Every great city has some kind of great public gathering spot at its core. My favorites of these kinds of squares and plazas and parks offer a range of experiences – from broad and open hardscapes for public gatherings to naturalscapes for contemplation and relaxation and renewal, from open and inspiring vistas to cozy and intimate spaces for reading and napping, and they incorporate water and light and various textures, details and surfaces. The two Buchanan courtyards incorporate this diverse set of options and experiences for our students and guests. They are connected by a waterway, which will capture storm run-off and direct it into the marsh section of the North courtyard. We have no idea yet how our students will use these spaces, but we offer them up for generations of students to bring to them their own creativity.

We will of course animate the spaces in Buchanan Courtyard. We are deeply grateful for an anonymous gift of $250,000 from two UBC alumni to support programming in the courtyards, and I’m happy to say that Professor Ira Nadel has been engaged to schedule events and to animate the space in its first year. I understand that Arts Wednesday presentations are already coming to the Stir It Up Café and the Courtyards. Speaking of Stir It Up, I had an interesting moment last week. I was being interviewed by Jian Gomeshi for Q on CBC about the 30th anniversary of Bob Marley’s death and the impression that his legacy has been commercialized and diluted. As they got ready for my interview, they played “Stir It Up”, and I confessed first off that I too had been guilty of using Bob’s legacy for branding as I had just helped name a café “Stir It Up”, after the great Marley anthem.
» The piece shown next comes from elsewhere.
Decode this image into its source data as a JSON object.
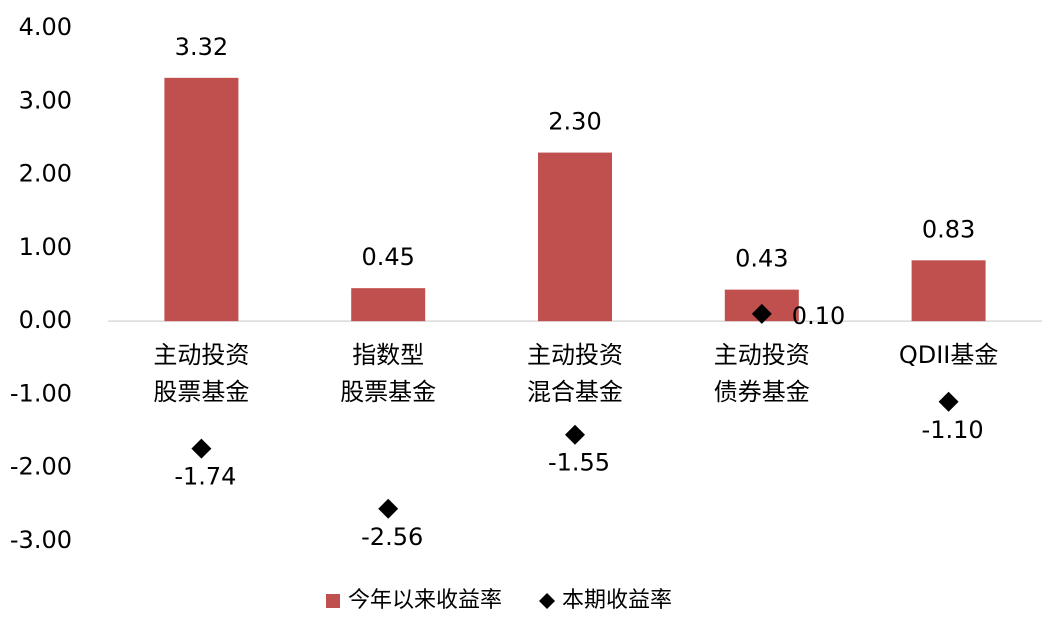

But I have to say that I think it’s a great name: not only does it pay tribute to Marley and serve as a sly pun about stirring up coffee, but it suggests that this will be a place for lively, transformative, provocative exploration, a place to truly stir it up.

The programming funds will support transform this new public space where the diversity and the interdisciplinary conversations of the Faculty of Arts will come alive; this will be a space perfectly suited to the creative and performing arts: music, theatre, poetry, outdoor films and visual and video art; a place where economists and philosophers can hang out debate; an outdoor home to creative writers and for discussions in foreign languages; a place for protest and activism; a place where scholars and learners connect with friends, and find ways to make a difference, a place to stir it up.

And now I want to acknowledge some of the people who have made this possible.

Acknowledge contribution

Conceptual Planning and Design (in addition to above)
Space2place Landscape Architects (produced original concept plans)
School of Architecture and Landscape Architecture (SALA)
Co-Design (facilitated workshops)

Consultants and project management
Landscape Architects – Phillips Farevaag Smallenberg (Prime Consultant), especially Andrew Robertson and Chris Phillips
Architects – Public Design, including Brian Wakelin, John Wall and Susan Mavor
Project Management – UBC Project Services staff, including Diane Foldi, and Building Operations Staff, Jeff Nolte, and Chris Skipper.

Architects and original landscape architect for Buchanan Renew Building Upgrades
Busby Perkins and Will (Prime Consultant)
Cornelia Hahn Oberlander
And our campus architect, Gerry McGeough

Construction
Contractor – Scott Construction

Faculty of Arts
I’m grateful to the faculty and staff for enduring the transformation and for participating in the many committees and sessions that helped create this design. Anne Marie Fenger has seen this project through for the Dean’s Office and we also want to thank Guillaume Houle and Dominique Lopez.

And especially my predecessor and friend, former Dean Nancy Gallini, whose energetic dedication to students helped to propel this project along, and who, when it ran short of funding, made the commitments that kept this project alive and intact.

I want to conclude by inviting you all back in September in Imagine week as we welcome our students into these courtyards and celebrate again. Thank you for coming out today.